Quand elle est saisie, la commission d’indemnisation des victimes d’infractions transmet la demande au Fonds de garantie des victimes des actes de terrorisme et d’autres infractions, lequel doit, en retour, proposer un montant d’indemnité sous deux mois. La commission valide alors l’accord approuvé par la victime ou, à défaut d’approbation par celle-ci, détermine le montant de l’indemnisation.

La demande d’indemnité doit être présentée dans un délai de trois ans à compter de la date de l’infraction. En cas de poursuite pénale, le délai est prorogé et expire un an après la décision de la juridiction ayant statué définitivement. Une fois la victime indemnisée, le Fonds de garantie peut se retourner contre l’auteur des faits afin de lui réclamer le remboursement des indemnités qu’il a versées.

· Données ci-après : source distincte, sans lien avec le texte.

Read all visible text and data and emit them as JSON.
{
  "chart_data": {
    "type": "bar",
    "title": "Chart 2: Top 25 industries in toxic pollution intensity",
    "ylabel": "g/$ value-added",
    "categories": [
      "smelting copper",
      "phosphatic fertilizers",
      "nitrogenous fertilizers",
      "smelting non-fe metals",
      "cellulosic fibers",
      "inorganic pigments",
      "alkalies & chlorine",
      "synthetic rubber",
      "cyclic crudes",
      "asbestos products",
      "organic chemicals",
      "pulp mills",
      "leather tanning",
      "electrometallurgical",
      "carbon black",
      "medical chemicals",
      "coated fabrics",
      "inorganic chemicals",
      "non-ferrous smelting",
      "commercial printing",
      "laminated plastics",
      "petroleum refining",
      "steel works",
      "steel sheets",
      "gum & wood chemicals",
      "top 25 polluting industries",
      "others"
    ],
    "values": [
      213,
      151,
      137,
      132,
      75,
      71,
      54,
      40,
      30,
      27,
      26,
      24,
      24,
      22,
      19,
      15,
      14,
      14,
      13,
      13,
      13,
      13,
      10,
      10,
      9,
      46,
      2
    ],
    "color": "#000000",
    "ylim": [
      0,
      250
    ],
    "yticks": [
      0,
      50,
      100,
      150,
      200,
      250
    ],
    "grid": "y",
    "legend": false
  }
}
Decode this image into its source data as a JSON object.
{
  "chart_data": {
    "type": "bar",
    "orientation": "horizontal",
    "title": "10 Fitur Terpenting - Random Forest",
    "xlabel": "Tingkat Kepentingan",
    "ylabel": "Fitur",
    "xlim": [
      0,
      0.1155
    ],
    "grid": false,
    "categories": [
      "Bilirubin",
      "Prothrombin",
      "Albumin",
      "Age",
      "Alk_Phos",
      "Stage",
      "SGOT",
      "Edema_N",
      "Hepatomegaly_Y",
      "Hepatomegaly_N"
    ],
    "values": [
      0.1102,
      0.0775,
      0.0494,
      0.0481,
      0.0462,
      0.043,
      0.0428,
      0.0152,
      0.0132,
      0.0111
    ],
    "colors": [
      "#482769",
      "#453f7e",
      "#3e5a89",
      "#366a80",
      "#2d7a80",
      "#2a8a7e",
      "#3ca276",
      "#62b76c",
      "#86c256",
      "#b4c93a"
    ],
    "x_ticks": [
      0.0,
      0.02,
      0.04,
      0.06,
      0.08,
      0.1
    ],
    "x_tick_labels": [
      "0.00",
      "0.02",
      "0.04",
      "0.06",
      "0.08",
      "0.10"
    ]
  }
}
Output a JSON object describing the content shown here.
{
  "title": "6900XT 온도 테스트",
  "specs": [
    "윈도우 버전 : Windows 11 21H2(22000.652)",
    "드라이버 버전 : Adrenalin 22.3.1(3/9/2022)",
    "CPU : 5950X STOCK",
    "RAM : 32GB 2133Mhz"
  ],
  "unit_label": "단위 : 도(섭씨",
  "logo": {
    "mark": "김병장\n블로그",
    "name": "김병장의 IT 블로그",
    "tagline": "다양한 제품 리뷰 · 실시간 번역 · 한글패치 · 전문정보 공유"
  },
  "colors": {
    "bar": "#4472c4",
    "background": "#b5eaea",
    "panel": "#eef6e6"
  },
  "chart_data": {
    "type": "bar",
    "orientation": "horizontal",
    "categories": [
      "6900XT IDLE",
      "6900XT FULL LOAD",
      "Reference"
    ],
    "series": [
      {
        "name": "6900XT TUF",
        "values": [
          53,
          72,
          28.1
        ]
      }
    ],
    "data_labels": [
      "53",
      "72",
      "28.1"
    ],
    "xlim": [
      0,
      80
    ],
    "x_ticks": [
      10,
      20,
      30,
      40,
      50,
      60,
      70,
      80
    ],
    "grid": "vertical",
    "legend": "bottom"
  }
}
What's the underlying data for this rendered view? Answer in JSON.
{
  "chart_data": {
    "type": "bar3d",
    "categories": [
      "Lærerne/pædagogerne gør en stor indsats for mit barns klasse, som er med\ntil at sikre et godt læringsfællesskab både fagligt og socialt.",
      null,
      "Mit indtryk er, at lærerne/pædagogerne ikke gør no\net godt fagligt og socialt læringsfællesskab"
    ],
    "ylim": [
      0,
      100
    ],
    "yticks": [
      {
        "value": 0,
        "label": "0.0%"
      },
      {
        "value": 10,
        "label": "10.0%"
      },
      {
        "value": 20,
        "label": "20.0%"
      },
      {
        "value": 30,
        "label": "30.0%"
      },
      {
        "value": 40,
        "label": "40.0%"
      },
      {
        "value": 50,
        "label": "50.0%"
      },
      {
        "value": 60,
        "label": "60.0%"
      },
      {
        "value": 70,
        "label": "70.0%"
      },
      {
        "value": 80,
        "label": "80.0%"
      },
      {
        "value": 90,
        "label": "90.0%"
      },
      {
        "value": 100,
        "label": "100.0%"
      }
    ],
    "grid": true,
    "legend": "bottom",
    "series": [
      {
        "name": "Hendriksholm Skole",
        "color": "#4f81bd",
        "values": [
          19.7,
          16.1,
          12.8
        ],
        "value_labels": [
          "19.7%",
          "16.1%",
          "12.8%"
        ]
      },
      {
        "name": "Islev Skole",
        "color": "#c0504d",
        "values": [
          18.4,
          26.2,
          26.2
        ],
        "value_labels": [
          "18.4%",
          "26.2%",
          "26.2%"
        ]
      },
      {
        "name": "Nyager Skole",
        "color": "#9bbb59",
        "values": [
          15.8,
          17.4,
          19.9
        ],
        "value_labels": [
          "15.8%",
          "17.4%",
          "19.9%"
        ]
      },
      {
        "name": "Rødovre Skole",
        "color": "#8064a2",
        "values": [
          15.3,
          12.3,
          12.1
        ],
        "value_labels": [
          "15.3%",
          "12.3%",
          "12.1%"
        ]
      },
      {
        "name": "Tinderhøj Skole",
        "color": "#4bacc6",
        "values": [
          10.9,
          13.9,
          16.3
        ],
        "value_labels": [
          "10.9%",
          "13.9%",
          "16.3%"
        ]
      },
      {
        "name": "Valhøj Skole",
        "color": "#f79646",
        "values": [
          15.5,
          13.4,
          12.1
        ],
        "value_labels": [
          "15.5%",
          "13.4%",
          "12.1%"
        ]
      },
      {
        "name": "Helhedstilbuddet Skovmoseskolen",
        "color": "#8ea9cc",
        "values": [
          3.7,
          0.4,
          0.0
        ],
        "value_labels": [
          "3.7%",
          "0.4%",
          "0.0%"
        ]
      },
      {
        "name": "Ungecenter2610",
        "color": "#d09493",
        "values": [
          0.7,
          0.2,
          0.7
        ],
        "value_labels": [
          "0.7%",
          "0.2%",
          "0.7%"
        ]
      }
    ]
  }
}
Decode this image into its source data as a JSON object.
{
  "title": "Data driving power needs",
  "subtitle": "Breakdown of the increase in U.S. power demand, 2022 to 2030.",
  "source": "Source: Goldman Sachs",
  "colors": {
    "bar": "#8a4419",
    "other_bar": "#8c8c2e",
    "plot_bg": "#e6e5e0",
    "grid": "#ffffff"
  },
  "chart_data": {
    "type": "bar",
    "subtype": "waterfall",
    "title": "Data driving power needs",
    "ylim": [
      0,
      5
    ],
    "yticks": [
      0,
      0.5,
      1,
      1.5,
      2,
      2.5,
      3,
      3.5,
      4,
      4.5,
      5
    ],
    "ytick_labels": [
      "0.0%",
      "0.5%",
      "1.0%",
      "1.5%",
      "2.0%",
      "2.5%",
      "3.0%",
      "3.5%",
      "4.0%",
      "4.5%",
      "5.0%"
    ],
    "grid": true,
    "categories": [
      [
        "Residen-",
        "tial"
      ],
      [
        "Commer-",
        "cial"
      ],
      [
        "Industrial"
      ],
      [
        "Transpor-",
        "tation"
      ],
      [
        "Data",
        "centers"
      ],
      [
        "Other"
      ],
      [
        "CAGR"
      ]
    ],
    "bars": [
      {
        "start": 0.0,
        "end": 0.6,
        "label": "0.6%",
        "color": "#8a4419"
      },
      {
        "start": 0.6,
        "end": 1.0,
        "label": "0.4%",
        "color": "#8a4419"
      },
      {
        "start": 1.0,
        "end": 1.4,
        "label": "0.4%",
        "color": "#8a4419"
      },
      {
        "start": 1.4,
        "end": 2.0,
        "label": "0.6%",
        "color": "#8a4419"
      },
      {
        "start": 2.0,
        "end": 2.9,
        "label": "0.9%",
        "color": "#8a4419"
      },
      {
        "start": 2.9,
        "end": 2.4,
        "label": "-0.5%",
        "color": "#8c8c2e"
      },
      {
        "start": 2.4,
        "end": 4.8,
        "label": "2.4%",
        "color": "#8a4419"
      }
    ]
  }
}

Le régime de la forclusion applicable à ce dispositif a été modifié par la loi du 15 juin 2000 renforçant la protection de la présomption d’innocence et les droits des victimes. Ce texte a fixé, à l’article 706-15 du code de procédure pénale, l’obligation pour la juridiction pénale d’aviser la victime de son droit de présenter une demande d’indemnité à la commission, et ce dans un délai d’un an. En effet, les victimes apprenaient souvent subitement, bien plus d’un an après le jugement, l’existence même de la commission. Il fallait donc remédier à ce manque d’information des victimes.

En complément, le Parlement a voté une disposition qu’il a voulue protectrice : la suppression du délai d’un an pour saisir la commission en l’absence d’avis donné par la juridiction.

Il s’avère que cette interprétation n’a pas été retenue par la Cour de cassation. Selon celle-ci, pour les victimes auxquelles une juridiction a alloué des dommages et intérêts, le délai d’un an court à compter non pas de la décision ayant statué définitivement, mais de l’avis donné par la première juridiction allouant les dommages et intérêts, même si la décision de cette juridiction n’est pas définitive. Cette interprétation est, bien sûr, au désavantage des victimes auxquelles ont été alloués des dommages et intérêts, qui ne peuvent pas, dans ces conditions, attendre la fin de la procédure judiciaire pour saisir la commission.

C’est pourquoi la présente proposition de loi procède à une nouvelle rédaction de l’article 706-5 du code de procédure pénale. Elle vise à créer un délai unique d’un an après la décision de la juridiction qui a statué définitivement sur l’action publique et sur l’action civile engagée devant la juridiction répressive pour présenter la demande d’indemnité. Cette nouvelle rédaction maintient l’obligation qui incombe à la juridiction d’informer les victimes ayant reçu des dommages et intérêts de leur possibilité de saisir la commission. Enfin, elle crée un cas permettant de relever automatiquement la forclusion si cette information n’a pas été donnée. Cette solution supprime toute ambiguïté juridique.

Pour l’ensemble de ces raisons, certes techniques, mais essentielles pour les victimes, le groupe Les Indépendants soutient cette excellente proposition de loi. Il votera bien évidemment ce texte.